"Aku tak suka diminta mengarang. Aku benci. Aku tak bisa." Tiba-tiba tanpa komando seorang siswi datang sembari memperlihatkan sebuah buku tulis pada gurunya.Â
Mata siswi ini tampak berkaca-kaca. Kening penuh kerutan, alis nyaris bertaut. Tak ketinggalan bibir manyun menyempurnakan gambaran duka yang menyelimuti hatinya.
Bu Guru yang didatangi tersenyum manis dan mengambil buku tulis yang disodorkan siswi yang sedang nelangsa ini. Tampak buku mulai menipis. Terlihat jelas bekas sobekan pada bagian tengah buku.
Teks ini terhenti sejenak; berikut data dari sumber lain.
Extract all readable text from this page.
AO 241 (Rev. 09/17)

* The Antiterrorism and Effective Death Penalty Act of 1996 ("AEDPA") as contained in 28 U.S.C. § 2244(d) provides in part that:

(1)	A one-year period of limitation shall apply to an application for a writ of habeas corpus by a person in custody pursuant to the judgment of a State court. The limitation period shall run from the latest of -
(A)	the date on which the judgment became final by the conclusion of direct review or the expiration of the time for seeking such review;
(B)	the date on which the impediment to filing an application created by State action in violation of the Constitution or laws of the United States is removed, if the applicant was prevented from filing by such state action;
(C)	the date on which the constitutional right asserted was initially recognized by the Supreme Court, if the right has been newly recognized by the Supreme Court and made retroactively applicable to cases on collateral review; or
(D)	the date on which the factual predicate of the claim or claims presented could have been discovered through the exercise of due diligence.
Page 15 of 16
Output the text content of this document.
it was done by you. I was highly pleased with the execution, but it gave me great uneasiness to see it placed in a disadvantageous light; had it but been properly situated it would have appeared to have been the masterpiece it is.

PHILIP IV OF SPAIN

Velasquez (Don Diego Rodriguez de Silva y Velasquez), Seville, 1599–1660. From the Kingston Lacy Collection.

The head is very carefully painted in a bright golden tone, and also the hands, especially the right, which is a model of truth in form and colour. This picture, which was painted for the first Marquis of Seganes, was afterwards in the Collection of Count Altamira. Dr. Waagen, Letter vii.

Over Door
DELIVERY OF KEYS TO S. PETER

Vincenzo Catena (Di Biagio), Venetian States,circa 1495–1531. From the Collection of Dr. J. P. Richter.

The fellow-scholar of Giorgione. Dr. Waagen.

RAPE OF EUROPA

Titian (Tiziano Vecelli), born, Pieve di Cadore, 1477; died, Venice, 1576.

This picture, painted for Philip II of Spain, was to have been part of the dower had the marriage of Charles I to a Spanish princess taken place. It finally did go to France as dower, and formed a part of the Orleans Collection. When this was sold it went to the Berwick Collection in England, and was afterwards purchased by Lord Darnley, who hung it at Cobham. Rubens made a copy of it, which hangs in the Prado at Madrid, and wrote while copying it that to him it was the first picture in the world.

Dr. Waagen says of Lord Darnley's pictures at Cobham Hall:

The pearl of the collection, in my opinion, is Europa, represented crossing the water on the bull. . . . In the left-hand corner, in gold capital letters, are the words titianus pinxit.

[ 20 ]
"Bukunya aku sobek. Karena tulisannya jelek." Celetuk siswi pemilik buku melihat gurunya memperhatikan jejak sobekan lembaran buku tersebut.
Sejatinya siswi berkulit putih ini sangat cerdas. Apalagi pada pelajaran hitung-hitungan. Begitu pun saat materi-materi sain dipaparkan. Dialah yang paling cepat memahami apa yang diterangkan guru.
Namun tak begitu halnya dengan pelajaran yang berbau paragraf, ide pokok, puisi dan tata bahasa lainnya.
Bu guru yang didatanginya tertawa kecil. Melihat siswi imut ini begitu berduka terhadap pelajaran yang kerap dianggap remeh oleh sebagian besar siswa.
"Ini yang membuatmu berduka sobat? Ada lagi?" Tanya si guru dengan ringan.
Ia pun menggeleng sembari menunduk. Tak berani menatap mata sang guru. Walaupun sang guru merespon pengaduannya dengan sangat santai.